La emperatriz Josefina

Robert Lefèvre (Bayeux 1756 - Parigi 1830), L'Imperatrice Giuseppina, 1805 ca.
Autor: 

Robert Lefèvre (Bayeux 1756 - Parigi 1830)

Tipo: 
Pintura
Año: 
1805 ca.
Material y técnica: 
Oleo sobre tela
Tamaño: 
cm 216x175
Inventario: 
inv. mn 22

El retrato a tamaño natural de la emperatriz Josefina fue ejecutado por Lefèvre probablemente justo después de la proclamación del Imperio, en 1806. La réplica parcial de este retrato se conserva en el Victoria & Albert Museum de Londres. La fascinante primera esposa de Napoleón aparece vestida de gala y posa junto a un gran jarrón de flores, una alusión a su pasión por la botánica y a las rosas en particular. El libro sobre el que apoya la mano podría tratarse de una de las dispensas publicadas para difundir las plantas raras cultivadas en la Malmaison, la residencia preferida de Josefina, e ilustradas por Pierre-Joseph Redouté, considerado desde 1805 «el pintor de flores de la emperatriz». Josefina se retiró definitivamente a la Malmaison al día siguiente de divorciarse de Napoleón el 15 de diciembre de 1809. Allí viviría hasta su muerte, acontecida mientras Napoleón se hallaba exiliado en la isla de Elba. Durante los Cien Días, precisamente el 12 de abril de 1815, el emperador acudió a Malmaison para rendir homenaje a la tumba de la mujer a la que más amó. No puso los pies en la iglesia donde se hallaba sepultada, sino que acudió a su habitación murmurando: «Comme tous ces lieux me la rappellent! Je ne puis me persuader qu’elle ne soit plus ici…».

Obras maestras de la sala

La sala

Sala I

Las dos primeras salas, divididas sólo por una balaustrada de mármol, forman un único ambiente dedicado a los fastos del Primer Imperio (1804-1814).
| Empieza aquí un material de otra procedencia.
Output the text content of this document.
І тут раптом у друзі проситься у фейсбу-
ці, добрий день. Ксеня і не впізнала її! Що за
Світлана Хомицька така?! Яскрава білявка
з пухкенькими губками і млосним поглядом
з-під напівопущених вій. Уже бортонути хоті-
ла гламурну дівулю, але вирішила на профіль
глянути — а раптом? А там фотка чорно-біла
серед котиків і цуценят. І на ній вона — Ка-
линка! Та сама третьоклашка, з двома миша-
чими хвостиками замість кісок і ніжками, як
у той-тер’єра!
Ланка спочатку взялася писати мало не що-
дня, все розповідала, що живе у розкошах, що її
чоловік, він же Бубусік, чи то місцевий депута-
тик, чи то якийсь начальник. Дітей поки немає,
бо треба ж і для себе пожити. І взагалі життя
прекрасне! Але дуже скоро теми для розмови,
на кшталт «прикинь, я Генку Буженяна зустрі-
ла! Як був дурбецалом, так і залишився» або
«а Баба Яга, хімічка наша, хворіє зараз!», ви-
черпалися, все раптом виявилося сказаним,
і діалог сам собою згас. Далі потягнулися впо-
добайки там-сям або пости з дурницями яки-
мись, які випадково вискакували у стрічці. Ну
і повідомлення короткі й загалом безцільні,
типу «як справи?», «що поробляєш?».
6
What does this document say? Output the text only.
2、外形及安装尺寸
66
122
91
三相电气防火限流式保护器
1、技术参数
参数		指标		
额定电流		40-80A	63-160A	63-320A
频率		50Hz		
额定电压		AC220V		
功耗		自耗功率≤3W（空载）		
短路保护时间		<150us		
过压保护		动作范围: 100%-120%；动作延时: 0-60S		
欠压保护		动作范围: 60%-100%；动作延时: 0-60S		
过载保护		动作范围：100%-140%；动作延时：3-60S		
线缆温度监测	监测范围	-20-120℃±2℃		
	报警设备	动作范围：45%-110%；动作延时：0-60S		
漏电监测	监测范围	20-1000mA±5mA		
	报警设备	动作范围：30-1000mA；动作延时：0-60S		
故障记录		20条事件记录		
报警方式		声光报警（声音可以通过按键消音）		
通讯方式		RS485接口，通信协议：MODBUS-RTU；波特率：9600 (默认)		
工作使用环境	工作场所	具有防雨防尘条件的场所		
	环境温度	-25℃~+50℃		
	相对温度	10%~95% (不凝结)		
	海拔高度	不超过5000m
Aquí se hallan las grandes telas que retratan en poses áulicas y convencionales a numerosos exponentes de la familia imperial. A estos retratos oficiales, promovidos por Napoleón tras su consagración como emperador, se une la retratística privada que, a través, de las ceras de Giambattista Santarelli, las miniaturas sobre esmalte, los camafeos de Nicolò Morelli y las tabaqueras permite una lectura más íntima de la historia de los Bonaparte.